The appellant’s case is that these conditions are satisfied by the terms of the recorded conveyance in favour of the respondent, which is dated in 1910, inasmuch as the land is conveyed to him “under the real liens and burdens, conditions, and servitudes specified,” in a disposition in favour of Joseph Colen Wakefield, dated and recorded in the particular Register of Sasines kept in Glasgow for Renfrew on the 16th May 1864.

By our older law, and in particular by the law as it stood when the case of Coutts v. The Tailors of Aberdeen was decided, this reference would have been futile, because it was indispensable that real burdens should be inserted in full in the sasine actually operative for the time being. I think it worth while to note this, not as a historical fact, but because it is a very useful illustration of the principle upon which this case was decided, to wit, that any burden which is to be effectual against singular successors, or against creditors, must be published in the record, because at that time charters and conveyances were not inserted in the Register of Sasines, and the instrument of sasine was; and it was for that reason accordingly that a burden which was to affect the lands, and not only the grantee, must be in the instrument of sasine itself. But by modern statutes the rule has been so far relaxed as to allow of burdens which have once been set forth at full length in a duly recorded sasine, or since 23 and 24 Vict. cap. 143 in a duly recorded conveyance, being imported into subsequent titles by reference, provided that the earlier instrument referred to, and the register in which it is recorded, are sufficiently identified in a certain prescribed manner; and I do not understand it to be disputed that the conditions of these statutes are satisfied by the reference in the respondent’s title to the conveyance of 1864.

The words of the conveyance which are said to constitute the alleged burden are copied from a feu-contract between Thomas Smith of Eastwood Park and William Miller, dated in 1852; but although that is the original charter under which the appellant’s land was feued out, and is still the governing title in so far as regards any question between superior and vassal, it is of no effect whatever as regards the rights and obligations of the respondent or the burdens on his estate. It expresses a personal obligation undertaken by Smith with reference to a piece of ground of which he retained the property at the time of the feu, and which is now, after several transmissions, the property of the respondent; but it does not enter any title to that piece of ground, and if it were held to be part of the feudal contract, and so to be binding as between successive vassals and successive superiors, it would not touch the respondent, who has not acquired the superiority and between whom and the appellant there is no privity of estate.
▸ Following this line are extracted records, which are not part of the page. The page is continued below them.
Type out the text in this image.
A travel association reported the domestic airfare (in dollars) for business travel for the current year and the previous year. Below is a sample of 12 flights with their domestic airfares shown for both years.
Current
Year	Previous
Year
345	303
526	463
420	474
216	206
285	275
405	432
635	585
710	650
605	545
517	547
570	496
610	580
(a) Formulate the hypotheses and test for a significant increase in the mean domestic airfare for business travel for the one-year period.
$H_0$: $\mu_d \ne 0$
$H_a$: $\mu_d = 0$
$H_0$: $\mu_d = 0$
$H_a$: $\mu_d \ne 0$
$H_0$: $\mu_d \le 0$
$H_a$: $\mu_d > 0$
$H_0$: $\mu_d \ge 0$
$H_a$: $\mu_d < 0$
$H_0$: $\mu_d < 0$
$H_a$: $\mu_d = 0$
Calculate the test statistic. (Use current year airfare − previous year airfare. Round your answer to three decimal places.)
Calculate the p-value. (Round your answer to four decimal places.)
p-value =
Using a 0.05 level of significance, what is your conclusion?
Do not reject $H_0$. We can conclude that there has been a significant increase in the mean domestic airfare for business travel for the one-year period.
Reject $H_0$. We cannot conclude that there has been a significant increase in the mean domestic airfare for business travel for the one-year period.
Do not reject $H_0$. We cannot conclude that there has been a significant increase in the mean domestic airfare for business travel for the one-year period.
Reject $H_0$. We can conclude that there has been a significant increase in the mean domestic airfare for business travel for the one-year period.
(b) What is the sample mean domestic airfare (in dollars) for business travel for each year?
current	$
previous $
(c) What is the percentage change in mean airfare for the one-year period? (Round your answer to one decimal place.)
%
The result of all this is that the question comes to depend entirely on the construction and legal effect of the conveyance of 1864, and I find in that conveyance no restriction or condition whatever which should prevent the disponee or his heirs and successors from building on their own land in any manner they think fit. The clause on which the appellant relies is somewhat involved, but, when it is read with due regard to the ordinary sense of words and to their grammatical order, it seems to me to be plain and unambiguous. It declares that it shall not be lawful for the disponee, or his heirs and successors for ever, to sell or feu any part of a piece of ground described, excepting under certain “express conditions and declarations,” specified in detail and relating to the character, value, and number of dwelling-houses which may be erected,

and their future maintenance, “which restriction,”the clause goes on, “shall be a real burden affecting the said lands and shall operate as a servitude in favour of William Miller and his foresaids in all time coming”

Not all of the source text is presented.